— Ну что вы! — Голос звучал так же далеко и очень спокойно. — Мы все только этим и занимаемся. Такого счастья, которое творилось бы не в ущерб другому, просто не существует. Когда вы обнимаете одну женщину, другая, иногда неведомая вам, плачет в подушку. Это же так очевидно… — сказал он почти извиняющимся тоном.
Кунгурцев молчал, и режиссеру вдруг расхотелось в чем-то убеждать его. Почему-то опять вспомнился Домингин и закиданная подушками, испачканная кровью арена.
— Слушайте, — сказал он, — вы не задумывались над тем, почему странные раны матадоров, а рог попадает чаще всего в пах, никогда не приводят к потере мужской силы?
— По правде говоря, нет, — отозвался Кунгурцев.

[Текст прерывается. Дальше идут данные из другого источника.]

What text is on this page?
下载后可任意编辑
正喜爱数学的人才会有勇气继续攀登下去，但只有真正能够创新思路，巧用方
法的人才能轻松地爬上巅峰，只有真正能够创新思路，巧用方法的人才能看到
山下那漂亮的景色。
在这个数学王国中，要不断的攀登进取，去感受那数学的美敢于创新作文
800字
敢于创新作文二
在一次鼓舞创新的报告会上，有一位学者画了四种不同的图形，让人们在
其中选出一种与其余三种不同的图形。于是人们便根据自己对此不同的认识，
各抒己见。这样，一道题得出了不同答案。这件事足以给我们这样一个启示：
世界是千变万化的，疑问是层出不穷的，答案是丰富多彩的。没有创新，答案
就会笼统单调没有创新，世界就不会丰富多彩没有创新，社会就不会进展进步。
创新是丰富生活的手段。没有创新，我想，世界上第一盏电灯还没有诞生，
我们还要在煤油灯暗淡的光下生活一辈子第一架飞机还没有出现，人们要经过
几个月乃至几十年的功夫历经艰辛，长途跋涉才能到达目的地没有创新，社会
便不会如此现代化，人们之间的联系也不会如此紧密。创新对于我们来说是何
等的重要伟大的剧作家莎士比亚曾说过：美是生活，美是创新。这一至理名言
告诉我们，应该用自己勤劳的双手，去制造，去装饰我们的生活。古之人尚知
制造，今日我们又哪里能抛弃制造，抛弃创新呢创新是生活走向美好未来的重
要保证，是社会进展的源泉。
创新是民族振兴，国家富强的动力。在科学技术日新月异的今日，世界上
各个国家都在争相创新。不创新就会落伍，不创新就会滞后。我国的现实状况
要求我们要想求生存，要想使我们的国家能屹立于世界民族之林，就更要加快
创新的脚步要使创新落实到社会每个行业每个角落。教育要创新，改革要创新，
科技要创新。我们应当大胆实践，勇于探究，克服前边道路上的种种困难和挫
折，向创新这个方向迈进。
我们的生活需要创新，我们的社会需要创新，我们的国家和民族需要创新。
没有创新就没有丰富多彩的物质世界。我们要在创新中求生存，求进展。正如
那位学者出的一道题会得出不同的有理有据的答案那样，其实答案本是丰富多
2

«Ну и ладно, — подумал режиссер, — с матадорами вообще все в порядке». И с ним самим вроде бы все в порядке. Он будет жить вечно. Снимет и этот фильм о Сибири, и еще десятки, сотни фильмов, снимет и фильм о золотом веке человечества. Получит множество высших наград, премий и кубков. Вот только никогда не увидит маленьких сухих рук своей матери, так похожих на его руки, но свои руки он не любил. И он сказал, не зная кому, но твердо веря, что его услышат:
— Если есть хоть один шанс на миллион, что я увижу маму, забирайте ваше вонючее бессмертие. Немедленно!
…Путятин завел мотор, плотно закрыл жалюзи и включил печку. Минут через пятнадцать — двадцать нутро машины прогреется и можно будет раздеться. Он достал из багажника постель, разложил сиденье.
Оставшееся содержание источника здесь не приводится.